Voici en exclusivité pour les lecteurs d’XPAIR, les résultats essentiels de cette étude d’envergure qui porte sur plus de 5000 logements répartis dans 211 immeubles collectifs et 684 maisons individuelles.
Retrouvez « en live » Charles Arquin et la présentation de cette étude à EnerJ-meeting, le 31 mars prochain, Pouget Consultants s’exprimera dans un « atelier d’immersion » de 30 minutes. Inscrivez-vous dès maintenant > lien
Contexte national & enjeu des bailleurs
Au 1er juillet 2021, la révision du DPE, portant sur sa fiabilisation est entrée en vigueur. Ces travaux réglementaires ont abouti à une méthode de calcul unique pour tous les logements existants, dont les étiquettes sont maintenant évaluées en prenant en compte à la fois la performance énergétique et les émissions GES en exploitation.
La loi Climat & Résilience, adoptée le 22 août 2021 fixe plusieurs dispositif coercitifs et incitatifs en lien avec la classe DPE des logements, et en particulier :
- Une interdiction de location des logements à consommation excessive progressive en commençant par ceux classés en G, à partir du 1er janvier 2025
- Une interdiction d’augmentation des loyers des logements F et G devant être mise en place courant 2022
Face à ce contexte réglementaire, SEQENS s’est fixé des objectifs clairs et ambitieux visant à devancer la réglementation et à accélérer le rythme de rénovation sur ses logements. Pour cela, l’ensemble des OS Travaux des logements en pleine propriété classés F et G devront être lancés d’ici fin 2023.
La connaissance du parc, un enjeu essentiel
Face à ces enjeux, les bailleurs sociaux se doivent de rapidement identifier les logements à risque au sein de leurs parcs (étiquettes E, F et G), de cerner les programmes travaux, les difficultés potentielles et d’obtenir des estimations sur les coûts d’investissement associés.
Cependant, avec la révision récente du DPE et avec la fiabilité relative des DPE existant, une réévaluation de l’image énergétique et environnementale du parc est indispensable.
Les campagnes DPE se révélant chronophages et compte tenu des délais restreints à respecter et du peu d’acteurs en capacité de produire un volume d’une telle importance, il est apparu non approprié pour SEQENS de réaliser une telle campagne.
L’organisme HLM a donc décidé de lancer une campagne de DPE simplifiés en se concentrant sur les logements de leur parc estimés en étiquette F&G selon le nouveau DPE. Cela correspond à 5002 logements répartis dans 211 immeubles collectifs et 684 maisons individuelles.
Cette campagne de DPE simplifiés a été réalisée grâce à des visites flash et des calculs énergétiques réalisés via un outil d’évaluation énergétique simplifiée utilisé par ailleurs dans le projet BBC par étapes (Lien vers une vidéo explicative de la méthodologie « B2C2 »)
- Cet outil s’appuie sur la méthode de calcul du DPE fiabilisé et permet – à partir de données d’entrées relativement limitées – d’évaluer les données suivantes :
- Consommations énergétiques conventionnelles par m2
- Quantité d’émissions de gaz à effet de serre (GES) liée à la quantité annuelle d’énergie
- Coûts d’investissement des travaux de rénovations
- Nouvelle étiquette DPE
- Facture énergétique
L’enjeu essentiel de l’étude était de permettre à SEQENS de correctement anticiper les travaux de rénovation à engager sur son parc dans les mois et années à venir.

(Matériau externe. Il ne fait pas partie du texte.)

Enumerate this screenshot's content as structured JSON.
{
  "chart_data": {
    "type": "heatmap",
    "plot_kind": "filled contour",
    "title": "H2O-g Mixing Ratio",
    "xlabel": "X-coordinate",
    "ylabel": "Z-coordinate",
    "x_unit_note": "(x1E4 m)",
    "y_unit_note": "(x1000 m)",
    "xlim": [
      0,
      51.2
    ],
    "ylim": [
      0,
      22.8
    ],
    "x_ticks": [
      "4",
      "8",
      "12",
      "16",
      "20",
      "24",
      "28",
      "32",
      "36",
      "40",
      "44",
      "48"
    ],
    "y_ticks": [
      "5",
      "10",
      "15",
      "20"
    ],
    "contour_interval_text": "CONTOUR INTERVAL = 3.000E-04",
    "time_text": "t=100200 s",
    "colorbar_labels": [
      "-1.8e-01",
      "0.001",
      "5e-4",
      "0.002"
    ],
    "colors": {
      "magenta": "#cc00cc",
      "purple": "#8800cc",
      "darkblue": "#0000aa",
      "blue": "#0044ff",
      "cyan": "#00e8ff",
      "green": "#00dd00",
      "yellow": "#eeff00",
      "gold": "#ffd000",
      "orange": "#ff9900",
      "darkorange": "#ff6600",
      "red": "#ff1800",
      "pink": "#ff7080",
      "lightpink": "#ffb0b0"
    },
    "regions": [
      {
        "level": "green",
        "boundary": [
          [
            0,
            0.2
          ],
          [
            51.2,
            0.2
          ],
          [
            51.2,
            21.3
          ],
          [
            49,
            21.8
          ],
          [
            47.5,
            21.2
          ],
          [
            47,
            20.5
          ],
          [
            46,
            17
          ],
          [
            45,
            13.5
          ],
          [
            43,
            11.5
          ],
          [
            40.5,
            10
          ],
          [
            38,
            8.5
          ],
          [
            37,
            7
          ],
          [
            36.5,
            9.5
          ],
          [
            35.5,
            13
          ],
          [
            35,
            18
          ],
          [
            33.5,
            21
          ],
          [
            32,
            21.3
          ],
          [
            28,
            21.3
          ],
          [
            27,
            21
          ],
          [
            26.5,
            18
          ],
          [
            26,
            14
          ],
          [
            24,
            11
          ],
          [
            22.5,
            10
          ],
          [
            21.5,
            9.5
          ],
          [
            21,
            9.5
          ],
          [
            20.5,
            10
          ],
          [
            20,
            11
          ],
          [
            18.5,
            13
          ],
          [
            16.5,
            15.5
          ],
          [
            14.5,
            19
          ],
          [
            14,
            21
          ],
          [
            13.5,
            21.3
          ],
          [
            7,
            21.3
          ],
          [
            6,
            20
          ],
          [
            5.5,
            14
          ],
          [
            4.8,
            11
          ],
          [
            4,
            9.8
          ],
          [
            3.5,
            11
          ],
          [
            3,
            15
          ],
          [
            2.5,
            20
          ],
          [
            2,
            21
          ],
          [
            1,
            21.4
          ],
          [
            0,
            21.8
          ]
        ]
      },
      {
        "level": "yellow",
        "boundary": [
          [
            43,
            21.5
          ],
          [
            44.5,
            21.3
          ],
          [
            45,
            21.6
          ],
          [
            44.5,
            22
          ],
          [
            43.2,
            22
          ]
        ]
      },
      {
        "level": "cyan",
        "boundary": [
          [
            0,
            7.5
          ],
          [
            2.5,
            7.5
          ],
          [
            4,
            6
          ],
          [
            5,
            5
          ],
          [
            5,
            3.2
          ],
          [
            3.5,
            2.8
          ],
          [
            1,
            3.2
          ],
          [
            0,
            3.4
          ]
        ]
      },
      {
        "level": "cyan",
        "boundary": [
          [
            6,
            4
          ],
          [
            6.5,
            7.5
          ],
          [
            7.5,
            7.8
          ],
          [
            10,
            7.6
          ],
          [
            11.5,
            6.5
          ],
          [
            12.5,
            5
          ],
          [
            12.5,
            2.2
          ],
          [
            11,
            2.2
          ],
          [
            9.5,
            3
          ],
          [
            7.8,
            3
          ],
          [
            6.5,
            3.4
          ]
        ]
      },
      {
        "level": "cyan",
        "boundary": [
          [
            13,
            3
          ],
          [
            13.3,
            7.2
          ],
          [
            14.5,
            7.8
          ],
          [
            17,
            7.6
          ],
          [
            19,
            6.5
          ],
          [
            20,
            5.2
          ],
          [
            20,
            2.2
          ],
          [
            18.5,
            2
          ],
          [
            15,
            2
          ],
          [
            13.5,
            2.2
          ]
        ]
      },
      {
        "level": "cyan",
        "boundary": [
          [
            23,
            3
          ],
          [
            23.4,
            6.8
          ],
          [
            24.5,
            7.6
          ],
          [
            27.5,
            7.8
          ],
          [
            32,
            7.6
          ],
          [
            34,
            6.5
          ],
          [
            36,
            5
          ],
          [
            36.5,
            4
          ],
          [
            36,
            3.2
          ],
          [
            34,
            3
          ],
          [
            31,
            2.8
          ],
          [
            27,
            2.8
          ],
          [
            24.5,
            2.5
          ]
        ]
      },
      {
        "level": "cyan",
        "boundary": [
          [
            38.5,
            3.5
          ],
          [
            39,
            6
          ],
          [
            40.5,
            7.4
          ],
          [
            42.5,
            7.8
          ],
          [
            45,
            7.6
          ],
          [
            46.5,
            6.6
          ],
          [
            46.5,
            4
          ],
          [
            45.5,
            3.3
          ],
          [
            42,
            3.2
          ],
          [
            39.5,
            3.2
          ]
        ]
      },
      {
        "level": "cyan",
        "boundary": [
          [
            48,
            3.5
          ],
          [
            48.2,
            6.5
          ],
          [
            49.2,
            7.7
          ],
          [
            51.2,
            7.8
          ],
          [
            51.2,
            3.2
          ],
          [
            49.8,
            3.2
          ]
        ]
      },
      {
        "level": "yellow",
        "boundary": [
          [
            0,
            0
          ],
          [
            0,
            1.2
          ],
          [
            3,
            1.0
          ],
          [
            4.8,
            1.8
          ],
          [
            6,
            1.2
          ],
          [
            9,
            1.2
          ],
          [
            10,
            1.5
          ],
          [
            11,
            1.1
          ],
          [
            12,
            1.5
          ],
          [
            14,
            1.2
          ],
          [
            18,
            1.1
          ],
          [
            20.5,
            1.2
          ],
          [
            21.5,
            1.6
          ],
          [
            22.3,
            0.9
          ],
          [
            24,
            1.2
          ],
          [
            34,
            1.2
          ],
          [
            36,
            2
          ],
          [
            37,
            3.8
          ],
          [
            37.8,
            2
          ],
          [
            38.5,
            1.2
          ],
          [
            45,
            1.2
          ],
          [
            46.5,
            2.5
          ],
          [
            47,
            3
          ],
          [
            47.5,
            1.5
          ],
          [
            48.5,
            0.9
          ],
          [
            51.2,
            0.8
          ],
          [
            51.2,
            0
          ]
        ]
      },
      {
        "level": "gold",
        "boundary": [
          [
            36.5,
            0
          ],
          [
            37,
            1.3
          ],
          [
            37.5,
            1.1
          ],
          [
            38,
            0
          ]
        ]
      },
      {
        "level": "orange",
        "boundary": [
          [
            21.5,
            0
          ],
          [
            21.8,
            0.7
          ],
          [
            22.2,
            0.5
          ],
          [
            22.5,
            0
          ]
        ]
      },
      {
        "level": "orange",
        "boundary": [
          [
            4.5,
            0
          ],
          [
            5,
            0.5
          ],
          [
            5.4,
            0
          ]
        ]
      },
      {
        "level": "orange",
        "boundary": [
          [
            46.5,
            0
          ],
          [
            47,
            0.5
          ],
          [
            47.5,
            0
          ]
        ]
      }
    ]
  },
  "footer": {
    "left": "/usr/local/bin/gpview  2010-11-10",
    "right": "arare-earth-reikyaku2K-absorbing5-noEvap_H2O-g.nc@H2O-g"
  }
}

Pour les 5 000 logements étudiés, l’étude a permis :
- De faire réaliser une visite technique de chaque bâtiment, a minima sur les parties communes, sur la base d’une grille partagée avec la maitrise d’ouvrage.
- D’estimer l’étiquette énergétique sur la base du nouveau DPE d’une partie du patrimoine de SEQENS correspondant aux logements estimés en classe F & G du DPE fiabilisé.
- D’évaluer les programmes travaux de rénovation pour sortir les logements à consommations excessives des étiquettes F,G et les amener vers des étiquettes performantes (B, C).
- D’évaluer les montants d’investissement, les principes de rénovation (niveau d’isolation, systèmes de chauffage), les difficultés à anticiper, qui permettent d’atteintre les objectifs à l’échelle du parc (vision macro) mais aussi spécifiquement sur chaque projet (vision micro).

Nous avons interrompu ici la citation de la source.